Have you ever heard of Cat Marnell? She’s a magazine writer in New York City. She wrote columns for xojane, and Vice, and was a beauty editor at Conde Nast, but what she’s really famous for is being a hard-partying liability. Her addiction memoir was released in the US last week. It’s a fast and fascinating read – dark and sugar-coated(!) and real all at once. But her memoir is also an excellent and honest story with a lot of lasting insights. Here are five things I took from this book on the fast life that might actually help you live your best life:
1. Let go of Your Imposter Syndrome.
While the term “imposter syndrome” isn’t used in the book, I couldn’t help but think if it from the beginning, when Cat talks about how she was a beauty editor that was falling apart from her addiction. Still, she acknowledges she was always meant to be a beauty writer, and doesn’t doubt that she’s earned her place at Conde Nast. Even though Cat would stay out all night before coming into work, she’s didn’t wring her hands in guilt about being a fake or leading a double life. Instead, throughout her story, you see her balancing her strengths and weaknesses, and letting her writing and career be a product of both.
2. Don’t Move to New York for the Glamour.
This book talks about rats and mice, about ruining velvet Marc Jacobs pumps in disgusting subway puddles, about huge cockroaches in the shower, hoarders situations that exist in studio apartments paid for by trust funds, about garbage bags full of designer clothes in storage units – and it is spot on. If you’ve never lived in New York, you should read this before watching a Gossip Girl rerun and heading to Times Square. Seriously. For all the money and glitz in New York, it is still a filthy place.
3. Beware: Not Everything Life-Murdering is Illegal.
Cat says the very beginning of her addictions was when she was prescribed Ritalin to treat her clinically, off-the-charts ADD in high school. Even though a lot of the drugs she takes are legal and prescribed to her, nothing stops her from abusing the system and harming herself.
She also becomes addicted to binge-eating and purging. It’s clear she relates to food as if it is a drug – she writes of “pounding froot loops in a dark trance” and binging on sweets to induce a sugar coma when she can’t sleep. Because so many different things can and do manifest as addictions for Cat, this story will make you think twice about anything you put in your body.
4. If You Are Lonely – You are Not Alone.
Even socialites like Cat are lonely. The thread of honest and painful loneliness throughout her book is just as powerful as the confessions of drug abuse. Cat tells us about longing to have friends to watch fireworks with her first summer in New York, the abusive boyfriend she keeps around because she believes she has no one else, and how she went to a support group for addicts alone on her 27th birthday.

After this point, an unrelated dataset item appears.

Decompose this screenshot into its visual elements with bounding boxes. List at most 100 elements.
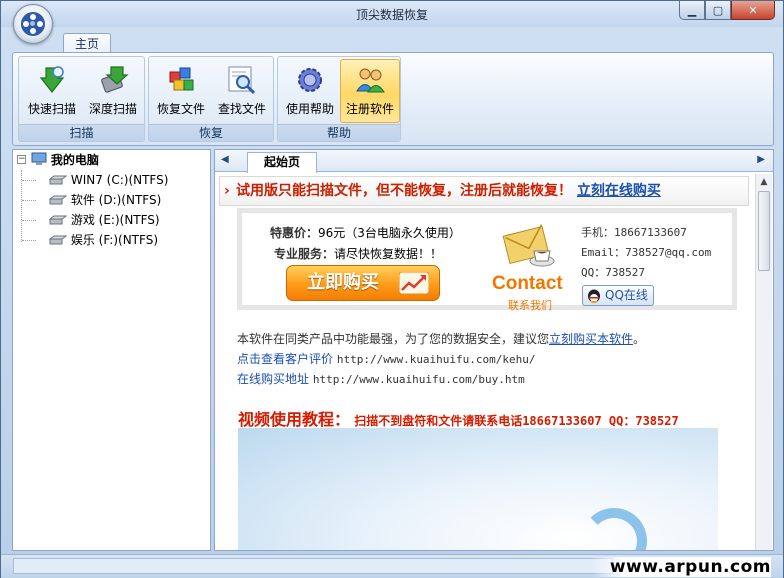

Although she has often been called a socialite, she admits when she first moved to New York, she desperately wanted to go to clubs but didn’t have any friends. For all the connections she has made, she first found her downtown crew by inviting herself to tag along with comedians she barely knew as a college student! There are a lot of honest stories in How To Murder Your Life that show being rich and beautiful doesn’t insulate your from loneliness.
5. No Matter How Hard You Crash – Don’t Burn Bridges.
At the end of How to Murder Your Life, Cat is better – well enough to write the whole book – but not necessarily in a clean and pristine place of sobriety. Her story is one of addiction versus ambition. IN telling of her ambitious literary career, she name-drops a lot- Eva Chen, Jean Godfrey June, Jane Pratt, Lesly Arfin. Despite her no-holds-barred confessional style, she has only glowing things to say about her literary colleagues. She even goes out of her way to apologize for a negative interview she once gave. All this makes you think, despite “negative attention” from her very public addictions, she is still being super tactical about her ascent through the publishing world. SWAG!